Hors de l’assemblée de l’assiette qui siège au printemps, la permanence des activités du diocèse est assurée par les commissaires, essentiellement le vicaire général et le syndic, assistés de l’inspecteur des travaux publics. Ils évaluent l’importance des travaux, procèdent aux adjudications, suivent le déroulement des opérations. Les travaux publics du diocèse dépendent, au plan administratif et technique, de la sénéchaussée de Toulouse ; les grands chantiers de la deuxième moitié du siècle ont été préparés et exécutés sous l’autorité de M. de Saget, l’un des quatre directeurs des travaux publics de la province. La nécessaire collaboration entre sénéchaussées et diocèses limitrophes se règle, dans la commission des travaux publics des États, par les accords des syndics. Ingénieurs et directeurs du canal, dont Gilles Pin, travaillent avec le diocèse pour l’entretien des ouvrages communs : ponts, abreuvoirs, contre-canaux. A la fin du XVIIe et au début du XVIIIe, il n’y a pas de personnel spécialisé pour les travaux publics. En 1704 on mentionne François Andréossy, fils de l’ancien collaborateur de Riquet ; il appartient au personnel du canal mais assiste le diocèse et les consuls de Castelnaudary.

En 1731, c’est  M. de la Blotière, ingénieur en chef de la province qui donne son avis sur les ruisseaux, travaux et coût. A partir de 1742 le diocèse rémunère un inspecteur des travaux publics :
-M. Mas en 1742
-Le chevalier de Villeneuve entre 1752 et 1764.
- M. Soulier-Fontcouverte est inspecteur de 1764 à 1782.
- Nicolas Lengelée prend la suite.

 D’après J. Petot, les États choisissent les directeurs parmi les savants et les architectes les plus éminents de la province. Les inspecteurs des diocèses eux, sont géomètres, officiers du génie militaire, élèves de l’école des Ponts et chaussées de Paris. « Soulier-Fontcouverte est ancien officier d’infanterie », Lengelée a appartenu à l’équipe des «plus chevronnés et des meilleurs » ingénieurs réunis par Cassini pour lever, en Languedoc, plusieurs des feuilles de la carte de France.
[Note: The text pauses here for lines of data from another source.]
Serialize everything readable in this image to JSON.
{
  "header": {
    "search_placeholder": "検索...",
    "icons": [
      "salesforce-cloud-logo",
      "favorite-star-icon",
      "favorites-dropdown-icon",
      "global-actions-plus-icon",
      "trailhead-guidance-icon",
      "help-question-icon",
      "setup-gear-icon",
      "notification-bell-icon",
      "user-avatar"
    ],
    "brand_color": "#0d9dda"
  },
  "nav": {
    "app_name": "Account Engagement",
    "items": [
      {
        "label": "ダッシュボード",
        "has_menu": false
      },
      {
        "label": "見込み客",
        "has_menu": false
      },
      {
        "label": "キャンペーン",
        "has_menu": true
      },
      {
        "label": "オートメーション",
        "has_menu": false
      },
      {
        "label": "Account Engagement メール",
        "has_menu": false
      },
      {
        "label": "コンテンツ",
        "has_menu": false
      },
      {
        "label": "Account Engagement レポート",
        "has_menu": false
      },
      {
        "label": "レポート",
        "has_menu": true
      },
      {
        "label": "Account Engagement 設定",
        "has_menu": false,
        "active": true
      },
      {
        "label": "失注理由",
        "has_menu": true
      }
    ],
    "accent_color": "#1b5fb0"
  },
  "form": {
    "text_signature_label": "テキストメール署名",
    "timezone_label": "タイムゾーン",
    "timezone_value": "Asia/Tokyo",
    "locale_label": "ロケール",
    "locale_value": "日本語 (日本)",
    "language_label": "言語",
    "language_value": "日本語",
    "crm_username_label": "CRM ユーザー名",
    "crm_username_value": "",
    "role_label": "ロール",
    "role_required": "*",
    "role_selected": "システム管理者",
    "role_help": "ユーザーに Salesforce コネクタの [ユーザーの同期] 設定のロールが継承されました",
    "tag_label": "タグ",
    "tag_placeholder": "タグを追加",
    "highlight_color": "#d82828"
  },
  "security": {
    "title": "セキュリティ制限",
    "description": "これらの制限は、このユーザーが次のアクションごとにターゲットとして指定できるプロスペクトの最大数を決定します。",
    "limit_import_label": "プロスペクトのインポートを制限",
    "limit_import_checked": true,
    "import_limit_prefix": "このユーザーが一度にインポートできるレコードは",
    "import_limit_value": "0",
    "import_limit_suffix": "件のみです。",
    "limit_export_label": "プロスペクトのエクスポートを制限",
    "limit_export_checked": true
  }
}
Il y a travaillé de 1771 à 1777. Il s’est ensuite établi à Castelnaudary où il est resté pendant la Révolution : le 2 août 1791 il a été nommé ingénieur du district (12). Le 30 décembre 1784, les États chargent les commissaires du Haut et du Bas-Languedoc « de prendre connaissance de l’état actuel de l’instruction publique dans les écoles des académies des Arts de Toulouse et de Montpellier… pour que les jeunes gens qui se destinent aux Ponts et chaussées puissent y recevoir une première éducation qui développe leurs talents et les dispose à prendre, dans des établissements plus considérables tout l’essor dont ils pourront être susceptibles (13)». Les États décident d’octroyer 3 000 livres à chacune des écoles. Celle de Toulouse a formé des élèves audois : le tableau du personnel départemental des Ponts et chaussées du 11 pluviôse an IV (31 janvier 1796) cite le dessinateur et l’un des dix conducteurs comme anciens élèves. (14)
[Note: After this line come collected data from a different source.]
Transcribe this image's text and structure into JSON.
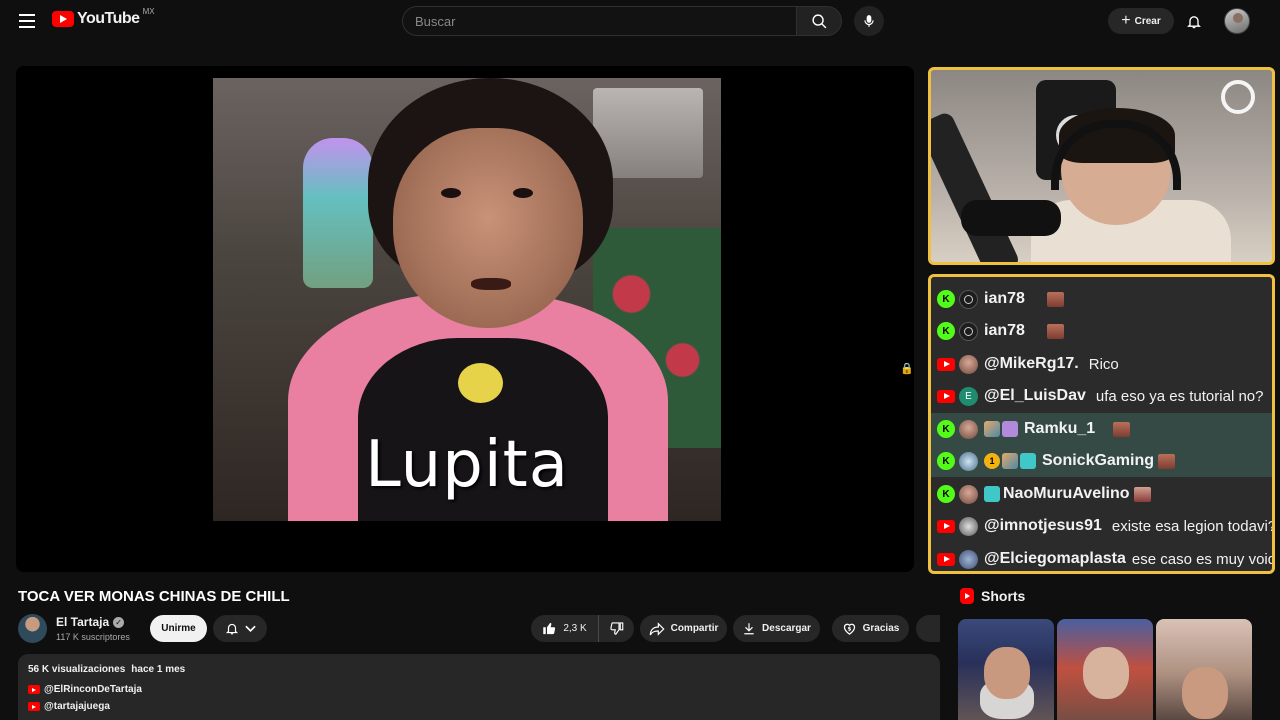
{
  "header": {
    "logo_text": "YouTube",
    "logo_region": "MX",
    "search_placeholder": "Buscar",
    "create_label": "Crear"
  },
  "video": {
    "caption": "Lupita"
  },
  "chat": {
    "messages": [
      {
        "platform": "kick",
        "user": "ian78",
        "message": "",
        "emote": true
      },
      {
        "platform": "kick",
        "user": "ian78",
        "message": "",
        "emote": true
      },
      {
        "platform": "youtube",
        "user": "@MikeRg17.",
        "message": "Rico",
        "emote": false
      },
      {
        "platform": "youtube",
        "user": "@El_LuisDav",
        "avatar_letter": "E",
        "message": "ufa eso ya es tutorial no?",
        "emote": false
      },
      {
        "platform": "kick",
        "user": "Ramku_1",
        "message": "",
        "emote": true,
        "highlight": true
      },
      {
        "platform": "kick",
        "user": "SonickGaming",
        "badge_number": "1",
        "message": "",
        "emote": true,
        "highlight": true
      },
      {
        "platform": "kick",
        "user": "NaoMuruAvelino",
        "message": "",
        "emote": true
      },
      {
        "platform": "youtube",
        "user": "@imnotjesus91",
        "message": "existe esa legion todavi?",
        "emote": false
      },
      {
        "platform": "youtube",
        "user": "@Elciegomaplasta",
        "message": "ese caso es muy void",
        "emote": false
      }
    ]
  },
  "video_info": {
    "title": "TOCA VER MONAS CHINAS DE CHILL",
    "channel_name": "El Tartaja",
    "subscribers": "117 K suscriptores",
    "join_label": "Unirme",
    "likes": "2,3 K",
    "share_label": "Compartir",
    "download_label": "Descargar",
    "thanks_label": "Gracias"
  },
  "description": {
    "views": "56 K visualizaciones",
    "date": "hace 1 mes",
    "links": [
      "@ElRinconDeTartaja",
      "@tartajajuega"
    ]
  },
  "shorts": {
    "heading": "Shorts"
  },
  "colors": {
    "background": "#0f0f0f",
    "overlay_border": "#f0c040",
    "kick_green": "#53fc18",
    "youtube_red": "#ff0000"
  }
}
Selon J. Petot, les ingénieurs du Languedoc sont mieux payés qu’ailleurs. En 1789, le personnel technique coûte 39 100 livres à la province. Dans le diocèse de Saint-Papoul, les sommes attribuées aux inspecteurs rémunèrent d’abord une opération ponctuelle ou une activité unique : en 1704, à François Andréossy, « inspecteur des chemins de traverse » - « la somme de 50 livres… sera payée sur le fonds du syndic, pour récompenser ses peines ». (15)
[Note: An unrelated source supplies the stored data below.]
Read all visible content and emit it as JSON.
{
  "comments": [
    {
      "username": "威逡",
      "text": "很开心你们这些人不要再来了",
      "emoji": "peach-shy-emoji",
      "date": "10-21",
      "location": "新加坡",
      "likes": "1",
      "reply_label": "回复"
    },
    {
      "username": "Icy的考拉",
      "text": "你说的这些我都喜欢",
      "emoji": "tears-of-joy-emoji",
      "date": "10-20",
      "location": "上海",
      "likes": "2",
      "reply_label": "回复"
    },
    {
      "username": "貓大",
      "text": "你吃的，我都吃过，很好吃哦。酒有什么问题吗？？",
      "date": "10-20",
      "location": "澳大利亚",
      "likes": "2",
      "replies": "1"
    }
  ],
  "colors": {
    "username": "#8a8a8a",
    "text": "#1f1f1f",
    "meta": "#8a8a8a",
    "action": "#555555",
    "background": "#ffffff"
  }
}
En 1748, les États autorisent le diocèse à servir 600 livres annuelles à l’inspecteur des travaux publics (16); ces gages sont progressivement augmentés : 700 au chevalier de Villeneuve (17) 1 000 à Lengelée.
En outre, les inspecteurs perçoivent des suppléments en diverses occasions :
M. Mas cumule 1 200 livres pour « la direction des ouvrages des rigoles et contre-canaux », « l’inspection des Tréboul et Fresqueil et les chemins de traverse » (18) ; 400 livres s’ajoutent aux gages de M. Mas pour « un état des plans des ponts et chaussées du diocèse avec toutes leurs dimensions et tels qu’ils existent » (19).

En 1784, le syndic remet aux États un mémoire « dans lequel il expose que l’assemblée de l’assiette, reconnaissant les talents du sieur Lengelée et satisfaite des services qu’il rend au diocèse, en qualité d’inspecteur des travaux publics a trouvé juste d’augmenter ses appointements de deux cents livres et qu’elle a délibéré en conséquence de les porter à 1 200 livres au lieu de 1 000 qu’il est permis seulement au diocèse d’imposer à ce sujet par l’arrêt du Conseil du 16 janvier 1774 »… « que l’assiette ne s’est déterminée à cette augmentation qu’après s’être convaincue, par les détails qui ont été mis sous ses yeux, que la somme de 1 000 livres ne suffisait point pour fournir à une honnête subsistance, après en avoir prélevé les frais de course et autres qu’exigent le grand nombre d’ateliers que cet inspecteur est obligé de diriger et de surveiller » (20).
A ces libéralités s’ajoute le travail effectué pour le compte de la ville de Castelnaudary, puisque les ingénieurs du diocèse sont toujours employés par elle. Ils ne figurent pas parmi le personnel gagé par les dépenses ordinaires de la communauté, mais sont rémunérés ponctuellement pour leurs travaux.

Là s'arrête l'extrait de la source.